I stared at the box thinking through the possibilities. A Christmas gift from my wife? No, we have no room for a TV that large. I checked the shipping label. The addressee was a name I did not know. The address looked like ours, “6455,” but with the poor print quality, it could have been “6466,” hence the delivery error. My smartphone said that “6466” was a mere 150 feet to my west. It was now dark and cold outside, so I brought the TV inside, threw on a coat and started up the street. I walked west, retraced my steps, then walked east. My phone lied, there is no 6466.
My wife is more resourceful in such matters, so she took up the quest when she arrived home from work. First, she snapped a photo of the shipping label and enlarged it. It read “6455,” which made the delivery even more strange. An online search of the addressee yielded a possibility. My wife fired off an appropriately cryptic note to the person on Nextdoor and on Facebook Messenger. No response. Studying the shipping label, she noticed a 10-digit number under the address. A phone number? She tried the number, gave me a smile, and left an explanatory message in a voicemail. A short time later, we got a call back.
The flatscreen was a gift from her mother for one of the grandkids, the caller explained and, yes, they used to live at our address but had moved two years ago.

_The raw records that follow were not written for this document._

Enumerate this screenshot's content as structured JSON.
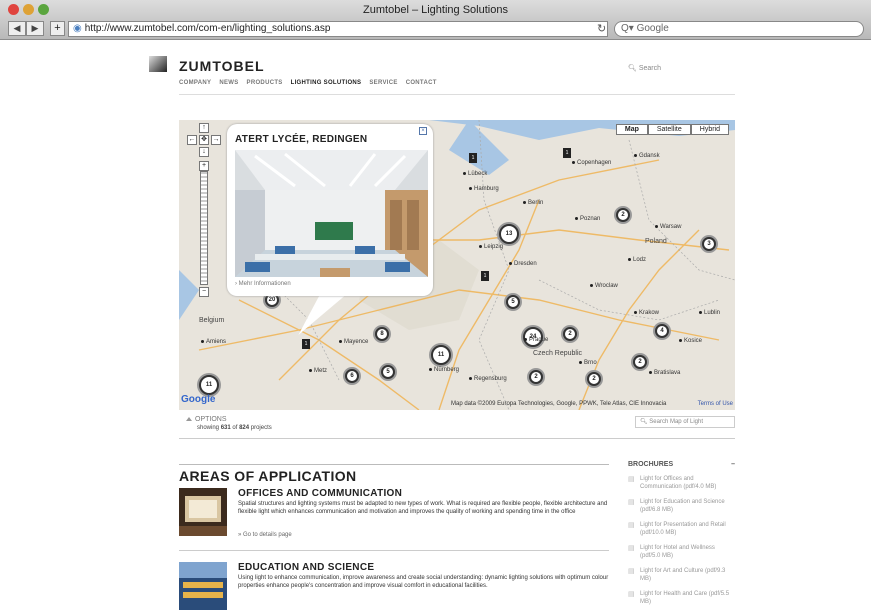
{
  "browser": {
    "window_title": "Zumtobel – Lighting Solutions",
    "url": "http://www.zumtobel.com/com-en/lighting_solutions.asp",
    "search_placeholder": "Google",
    "back_icon": "back-arrow-icon",
    "forward_icon": "forward-arrow-icon"
  },
  "site": {
    "logo": "ZUMTOBEL",
    "nav": [
      "COMPANY",
      "NEWS",
      "PRODUCTS",
      "LIGHTING SOLUTIONS",
      "SERVICE",
      "CONTACT"
    ],
    "active_nav": "LIGHTING SOLUTIONS",
    "search_placeholder": "Search"
  },
  "map": {
    "types": [
      "Map",
      "Satellite",
      "Hybrid"
    ],
    "selected_type": "Map",
    "popup": {
      "title": "ATERT LYCÉE, REDINGEN",
      "more_link": "Mehr Informationen"
    },
    "clusters": [
      "20",
      "13",
      "5",
      "8",
      "24",
      "2",
      "2",
      "2",
      "4",
      "2",
      "3",
      "11",
      "6",
      "5",
      "11",
      "2"
    ],
    "cities": [
      "Copenhagen",
      "Gdansk",
      "Lübeck",
      "Hamburg",
      "Berlin",
      "Poznan",
      "Warsaw",
      "Poland",
      "Wroclaw",
      "Lodz",
      "Leipzig",
      "Dresden",
      "Czech Republic",
      "Prague",
      "Krakow",
      "Belgium",
      "Amiens",
      "Mayence",
      "Nürnberg",
      "Metz",
      "Regensburg",
      "Brno",
      "Bratislava",
      "Kosice",
      "Lublin"
    ],
    "attribution": "Map data ©2009 Europa Technologies, Google, PPWK, Tele Atlas, CIE Innovacia",
    "terms": "Terms of Use",
    "google": "Google"
  },
  "options": {
    "label": "OPTIONS",
    "showing_prefix": "showing",
    "shown": "631",
    "of_word": "of",
    "total": "824",
    "suffix": "projects",
    "map_search_placeholder": "Search Map of Light"
  },
  "areas": {
    "title": "AREAS OF APPLICATION",
    "items": [
      {
        "title": "OFFICES AND COMMUNICATION",
        "description": "Spatial structures and lighting systems must be adapted to new types of work. What is required are flexible people, flexible architecture and flexible light which enhances communication and motivation and improves the quality of working and spending time in the office",
        "link": "» Go to details page"
      },
      {
        "title": "EDUCATION AND SCIENCE",
        "description": "Using light to enhance communication, improve awareness and create social understanding: dynamic lighting solutions with optimum colour properties enhance people's concentration and improve visual comfort in educational facilities.",
        "link": ""
      }
    ]
  },
  "brochures": {
    "title": "BROCHURES",
    "collapse": "–",
    "items": [
      "Light for Offices and Communication (pdf/4.0 MB)",
      "Light for Education and Science (pdf/6.8 MB)",
      "Light for Presentation and Retail (pdf/10.0 MB)",
      "Light for Hotel and Wellness (pdf/5.0 MB)",
      "Light for Art and Culture (pdf/9.3 MB)",
      "Light for Health and Care (pdf/5.5 MB)"
    ]
  },
  "colors": {
    "map_land": "#e8e4dc",
    "map_water": "#a8c6e4",
    "road": "#f0b04a",
    "link_blue": "#3355aa"
  }
}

Even though “mom” had been to their new home at Thanksgiving, she still had the TV delivered to the old address. “My mom could get lost in a closet,” the caller chuckled and then offered to send her husband over to pick up the TV. My wife then asked that all-important Christmas question, “Is this gift supposed to be a surprise?” It was. “Do you want us to keep it here until Christmas?”
“You would do that for us?!” the caller asked. “Yes, thank you!” After more friendly small talk, the caller added, “You’ll probably get another delivery tomorrow.”
We did – another 50-inch flatscreen.
Some 2,000 years ago, God surprised the world with a gift on its doorstep, God the son, come in human flesh, born as a baby. God had promised to send a redeemer; the surprise was that the redemption the redeemer would bring required his death. Christ Jesus died for sin then God raised him from the dead so that whoever would put their faith in Christ alone would be saved from the judgment and have eternal life with God. Friends, the gift of Christmas is the Christ of Christmas. Trust in him.